One way ITaP Research Computing is helping Purdue researchers decrease their time to science is through their support of the data science work of researchers, students and Purdue’s larger Integrative Data Science Initiative.
Purdue’s newest community cluster supercomputer, Gilbreth, has GPUs on every node and is optimized for machine learning and deep learning. Gilbreth plays an important role in the success of Purdue’s Integrative Data Science Initiative (IDSI), a Purdue-wide initiative to help support and coordinate research, education and broader engagement in data science at Purdue, with a goal of bringing “data science to all.” Gilbreth is used by some of the research projects that have been funded by the IDSI, and is also used by the Data Science Consulting Service, a component of the IDSI that offers Purdue researchers hands-on support with data analysis.

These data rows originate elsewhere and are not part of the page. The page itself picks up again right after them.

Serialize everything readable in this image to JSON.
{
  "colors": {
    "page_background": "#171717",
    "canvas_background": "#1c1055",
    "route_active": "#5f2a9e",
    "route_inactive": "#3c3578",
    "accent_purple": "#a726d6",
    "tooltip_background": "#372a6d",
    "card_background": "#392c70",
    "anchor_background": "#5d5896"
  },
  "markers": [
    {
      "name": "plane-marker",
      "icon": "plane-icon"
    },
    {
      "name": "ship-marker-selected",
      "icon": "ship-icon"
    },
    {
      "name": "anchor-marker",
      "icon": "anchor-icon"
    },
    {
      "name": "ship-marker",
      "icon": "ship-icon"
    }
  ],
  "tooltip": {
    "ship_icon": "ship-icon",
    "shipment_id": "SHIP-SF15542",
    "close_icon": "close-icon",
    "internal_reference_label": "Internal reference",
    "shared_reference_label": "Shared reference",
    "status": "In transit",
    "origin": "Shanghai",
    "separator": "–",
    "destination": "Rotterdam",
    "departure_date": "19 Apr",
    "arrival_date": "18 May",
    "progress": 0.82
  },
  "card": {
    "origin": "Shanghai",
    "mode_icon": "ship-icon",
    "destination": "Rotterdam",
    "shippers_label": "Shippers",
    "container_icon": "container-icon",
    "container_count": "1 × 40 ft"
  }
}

Community clustering makes more computer power available for Purdue researchers than faculty and campus units could individually afford, all with the added benefit that ITaP Research Computing installs and maintains the clusters and provides expert staff support. All community cluster supercomputers provide web browser-based tools for interactive data science, in addition to more traditional batch computing.
For researchers who don’t need the full power of Purdue’s supercomputers but are doing computationally intensive data analysis that may be too much for a laptop to handle, Data Workbench provides a solution. Data Workbench is an interactive computing environment that provides access from anywhere to web-based data analysis tools such as JupyterHub and R Studio Server.

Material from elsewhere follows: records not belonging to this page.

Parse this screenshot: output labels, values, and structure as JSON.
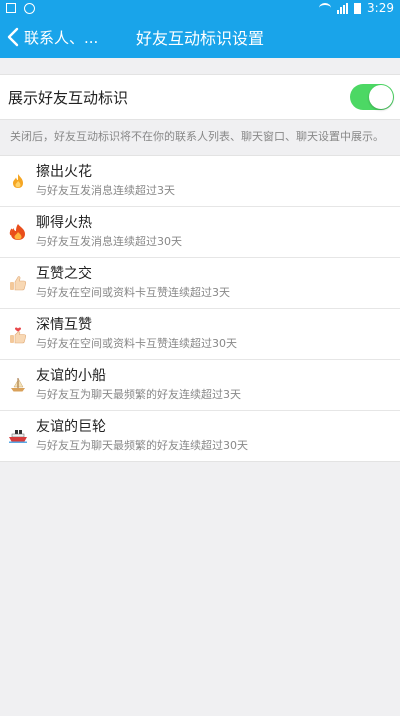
{
  "statusbar": {
    "time": "3:29"
  },
  "navbar": {
    "back_label": "联系人、...",
    "title": "好友互动标识设置"
  },
  "toggle": {
    "label": "展示好友互动标识",
    "enabled": true,
    "color": "#4cd864"
  },
  "note": "关闭后，好友互动标识将不在你的联系人列表、聊天窗口、聊天设置中展示。",
  "accent_color": "#19a4ea",
  "items": [
    {
      "icon": "small-flame-icon",
      "title": "擦出火花",
      "desc": "与好友互发消息连续超过3天"
    },
    {
      "icon": "big-flame-icon",
      "title": "聊得火热",
      "desc": "与好友互发消息连续超过30天"
    },
    {
      "icon": "thumbs-up-icon",
      "title": "互赞之交",
      "desc": "与好友在空间或资料卡互赞连续超过3天"
    },
    {
      "icon": "thumbs-up-heart-icon",
      "title": "深情互赞",
      "desc": "与好友在空间或资料卡互赞连续超过30天"
    },
    {
      "icon": "small-boat-icon",
      "title": "友谊的小船",
      "desc": "与好友互为聊天最频繁的好友连续超过3天"
    },
    {
      "icon": "big-ship-icon",
      "title": "友谊的巨轮",
      "desc": "与好友互为聊天最频繁的好友连续超过30天"
    }
  ]
}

In addition, ITaP Research Computing offers a variety of research data storage solutions, including Data Depot. Purdue hosts its own version of GitHub, the version control system. Staff from ITaP Research Computing periodically offer Software Carpentry workshops to introduce researchers to modern scientific computing. These workshops teach the basics of Unix, version control with Git, and programming languages that are useful for data science, such as Python and R.

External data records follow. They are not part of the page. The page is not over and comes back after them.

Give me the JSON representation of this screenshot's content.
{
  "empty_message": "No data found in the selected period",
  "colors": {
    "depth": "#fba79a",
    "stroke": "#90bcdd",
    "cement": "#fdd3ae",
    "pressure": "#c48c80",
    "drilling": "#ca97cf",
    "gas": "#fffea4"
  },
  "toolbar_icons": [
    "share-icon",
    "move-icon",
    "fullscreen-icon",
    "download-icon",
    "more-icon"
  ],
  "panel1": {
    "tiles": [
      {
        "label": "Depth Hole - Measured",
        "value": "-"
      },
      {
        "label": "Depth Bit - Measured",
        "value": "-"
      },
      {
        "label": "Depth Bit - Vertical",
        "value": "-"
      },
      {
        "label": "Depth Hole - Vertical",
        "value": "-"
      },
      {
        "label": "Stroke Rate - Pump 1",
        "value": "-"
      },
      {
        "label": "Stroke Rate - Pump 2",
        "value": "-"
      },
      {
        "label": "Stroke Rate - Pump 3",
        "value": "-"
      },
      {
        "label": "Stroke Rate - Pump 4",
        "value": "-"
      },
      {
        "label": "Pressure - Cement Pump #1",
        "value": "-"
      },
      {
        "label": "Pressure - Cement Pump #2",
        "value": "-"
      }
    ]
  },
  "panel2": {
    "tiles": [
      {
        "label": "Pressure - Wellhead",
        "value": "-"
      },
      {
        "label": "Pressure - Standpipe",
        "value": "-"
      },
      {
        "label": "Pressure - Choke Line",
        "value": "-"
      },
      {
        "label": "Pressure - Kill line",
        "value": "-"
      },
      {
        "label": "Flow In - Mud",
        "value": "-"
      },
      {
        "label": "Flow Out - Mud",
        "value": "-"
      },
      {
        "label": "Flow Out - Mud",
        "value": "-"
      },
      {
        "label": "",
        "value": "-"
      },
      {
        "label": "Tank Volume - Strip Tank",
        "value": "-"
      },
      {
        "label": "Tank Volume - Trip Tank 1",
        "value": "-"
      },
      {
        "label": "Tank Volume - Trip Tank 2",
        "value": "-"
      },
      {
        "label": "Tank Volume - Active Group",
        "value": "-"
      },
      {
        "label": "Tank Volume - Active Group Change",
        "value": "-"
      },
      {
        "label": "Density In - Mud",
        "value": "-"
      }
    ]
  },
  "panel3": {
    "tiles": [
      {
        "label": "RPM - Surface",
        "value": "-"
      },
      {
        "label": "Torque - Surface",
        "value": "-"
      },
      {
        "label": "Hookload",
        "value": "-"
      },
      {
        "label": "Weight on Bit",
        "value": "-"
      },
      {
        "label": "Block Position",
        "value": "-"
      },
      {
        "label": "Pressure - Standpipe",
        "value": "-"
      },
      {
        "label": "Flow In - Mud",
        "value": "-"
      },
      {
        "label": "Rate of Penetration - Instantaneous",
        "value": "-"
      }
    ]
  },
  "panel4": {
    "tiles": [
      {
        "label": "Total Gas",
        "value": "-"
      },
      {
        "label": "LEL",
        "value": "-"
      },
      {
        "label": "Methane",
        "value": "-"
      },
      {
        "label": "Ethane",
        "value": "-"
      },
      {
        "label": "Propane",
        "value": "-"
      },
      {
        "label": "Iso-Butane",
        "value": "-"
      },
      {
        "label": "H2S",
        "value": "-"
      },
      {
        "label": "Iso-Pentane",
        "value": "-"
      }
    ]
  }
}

Geoff Lentner, ITaP Research Computing data scientist. Like most of the Research Services and Support team, Geoff combines a science background (in his case, physics and astronomy) with expertise in high-performance computing, and helps faculty members use ITaP Research Computing resources to accomplish their research more efficiently. Geoff also has specific experience in working with data and helps research groups better manage the way they collect, store and analyze their data. He’s also the go-to person for help with research software engineering in Python. Geoff and the other ITaP Research Computing staff experts can be reached at firstname.lastname@example.org.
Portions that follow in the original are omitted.